A provedora do exército israelita demitiu-se na sexta-feira após circularem rumores de que seria ela a autora do vazamento para a imprensa do vídeo onde se viam soldados da base militar de Sde Teiman a torturarem um preso palestiniano. O caso ocorrido em julho do ano passado levou à detenção de onze soldados suspeitos de torturas e violação de um palestiniano de Gaza. Mas na sequência da abertura da investigação vieram os ataques da extrema-direita no interior do Governo e por entre os comentadores televisivos contra a provedora, acusando Yifat Tomer-Yerushalm de prejudicar a imagem de Israel. Surgiram manifestações em frente à base militar para apoiar os soldados implicados, tratados como heróis, e pedir a demissão da provedora. E terá sido em resposta a esses ataques à investigação que a provedora terá decidido enviar as imagens à imprensa. Na semana passada, por entre pedidos de demissão e ameaças de morte, a provedora acabou por se demitir.
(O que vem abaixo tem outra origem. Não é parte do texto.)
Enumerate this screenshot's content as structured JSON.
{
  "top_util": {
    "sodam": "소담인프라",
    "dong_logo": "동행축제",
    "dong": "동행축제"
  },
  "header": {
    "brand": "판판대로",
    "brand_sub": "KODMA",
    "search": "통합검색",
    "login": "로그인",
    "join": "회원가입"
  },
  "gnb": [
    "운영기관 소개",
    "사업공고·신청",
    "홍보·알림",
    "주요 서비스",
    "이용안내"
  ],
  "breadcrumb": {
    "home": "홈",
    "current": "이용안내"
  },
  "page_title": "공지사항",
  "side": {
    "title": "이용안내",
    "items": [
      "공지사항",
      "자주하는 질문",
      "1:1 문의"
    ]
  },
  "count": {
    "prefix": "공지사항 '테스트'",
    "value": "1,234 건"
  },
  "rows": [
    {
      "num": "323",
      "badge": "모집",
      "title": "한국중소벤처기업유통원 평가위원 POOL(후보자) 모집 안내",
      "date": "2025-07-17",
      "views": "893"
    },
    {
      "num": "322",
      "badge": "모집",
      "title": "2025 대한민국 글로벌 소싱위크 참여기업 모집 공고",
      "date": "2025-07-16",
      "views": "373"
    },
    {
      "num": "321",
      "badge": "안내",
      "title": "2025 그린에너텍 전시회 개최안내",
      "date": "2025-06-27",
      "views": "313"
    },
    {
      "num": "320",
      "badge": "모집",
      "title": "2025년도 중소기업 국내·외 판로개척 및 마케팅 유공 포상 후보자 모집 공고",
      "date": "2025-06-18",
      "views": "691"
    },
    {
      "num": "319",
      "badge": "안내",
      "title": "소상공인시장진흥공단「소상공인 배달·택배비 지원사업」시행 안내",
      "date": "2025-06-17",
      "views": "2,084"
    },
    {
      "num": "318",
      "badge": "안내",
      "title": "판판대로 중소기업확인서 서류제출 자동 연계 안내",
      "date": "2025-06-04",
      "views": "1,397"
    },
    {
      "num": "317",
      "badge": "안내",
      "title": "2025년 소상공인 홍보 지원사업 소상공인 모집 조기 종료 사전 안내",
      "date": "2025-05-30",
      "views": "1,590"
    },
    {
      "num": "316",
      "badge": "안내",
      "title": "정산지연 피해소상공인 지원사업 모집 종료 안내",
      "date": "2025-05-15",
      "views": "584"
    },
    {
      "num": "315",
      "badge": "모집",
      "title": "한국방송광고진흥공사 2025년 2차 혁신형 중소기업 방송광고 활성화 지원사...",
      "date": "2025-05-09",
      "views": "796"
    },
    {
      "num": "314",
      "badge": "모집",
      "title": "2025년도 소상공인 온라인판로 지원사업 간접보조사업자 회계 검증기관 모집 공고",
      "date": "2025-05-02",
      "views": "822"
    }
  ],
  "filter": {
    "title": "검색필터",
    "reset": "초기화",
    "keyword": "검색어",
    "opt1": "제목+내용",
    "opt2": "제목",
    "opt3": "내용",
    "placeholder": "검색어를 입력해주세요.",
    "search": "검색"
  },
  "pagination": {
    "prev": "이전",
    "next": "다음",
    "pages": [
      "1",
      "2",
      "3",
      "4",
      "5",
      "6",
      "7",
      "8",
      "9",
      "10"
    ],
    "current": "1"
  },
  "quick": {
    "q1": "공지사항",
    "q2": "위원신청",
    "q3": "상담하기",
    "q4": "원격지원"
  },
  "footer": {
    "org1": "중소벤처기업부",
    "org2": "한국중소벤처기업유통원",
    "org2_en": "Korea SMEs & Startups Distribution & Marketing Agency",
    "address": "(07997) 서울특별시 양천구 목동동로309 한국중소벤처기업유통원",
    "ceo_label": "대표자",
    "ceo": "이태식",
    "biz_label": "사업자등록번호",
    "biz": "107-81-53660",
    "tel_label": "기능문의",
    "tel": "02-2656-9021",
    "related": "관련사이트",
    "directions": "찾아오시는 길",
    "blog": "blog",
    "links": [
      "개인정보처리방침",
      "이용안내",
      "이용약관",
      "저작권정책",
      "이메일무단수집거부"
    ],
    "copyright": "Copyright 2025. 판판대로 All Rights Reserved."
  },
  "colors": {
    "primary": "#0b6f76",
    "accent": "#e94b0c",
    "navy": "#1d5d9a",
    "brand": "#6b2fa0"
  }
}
Os ataques só pararam quando foi dada como desaparecida no domingo por algumas horas, acabando depois detida pela polícia israelita.
“O incidente em Sde Teiman causou danos imensos à imagem do Estado de Israel e das IDF [Forças de Defesa de Israel]”, afirmou o primeiro-ministro israelita, Benjamin Netanyahu, num comunicado divulgado no domingo. “Este é talvez o ataque mais grave de relações públicas que o Estado de Israel sofreu desde a sua fundação”, lamentou o governante, resumindo a tortura prisional a um problema de imagem.
O impacto na imagem terá sido mesmo o único, a julgar pela impunidade total em atos semelhantes. Segundo o Guardian, os cinco soldados que acabaram acusados nunca foram identificados e estão hoje em liberdade. Quanto à provedora que agora se demitiu, diz o Haaretz, nunca mais abriu nenhuma investigação nem naquele centro de tortura nem em nenhum outro, receando pressões. Nos últimos dois anos de guerra em Gaza, houve apenas uma condenação de um soldado israelita por abusos nas prisões. E também nenhum soldado foi sequer acusado da morte de civis em Gaza, nem mesmo em casos que chocaram o mundo como o ataque a paramédicos em ambulâncias ou o bombardeamento aos carros dos voluntários da World Central Kitchen.
Na verdade, o cargo de provedora do exército não foi criado com o objetivo principal de investigar abusos, mas sim de proteger o estado israelita de ser alvo dos organismos da justiça internacional, escudando-se na existência de um organismo judicial supostamente independente do governo e dos militares para investigar casos de abusos. Ou seja, o cargo acaba por servir mais para proteger os soldados israelitas de acusações no estrangeiro, aponta ao Guardian o chefe do Instituto para o Estudo das Relações Civis-Militares da Universidade Aberta de Israel.
“Por outras palavras, não se faz cumprir a lei enquanto um valor em si, mas enquanto uma defesa contra os tribunais internacionais”, diz Yagil Levy, acrescentando que mesmo essa realidade está hoje sob ataque dos setores mais extremistas da direita israelita. Terá sido por isso que durante a guerra “a provedora deu ao exército mãos livres em Gaza, o que se nota nos danos colaterais sem precedentes dos ataques aéreos”, diz o académico, apontando mais um exemplo de como a direita israelita entende que o país está isento de respeitar a lei internacional, “trazendo até justificações religiosas para apoiar este ponto de vista”.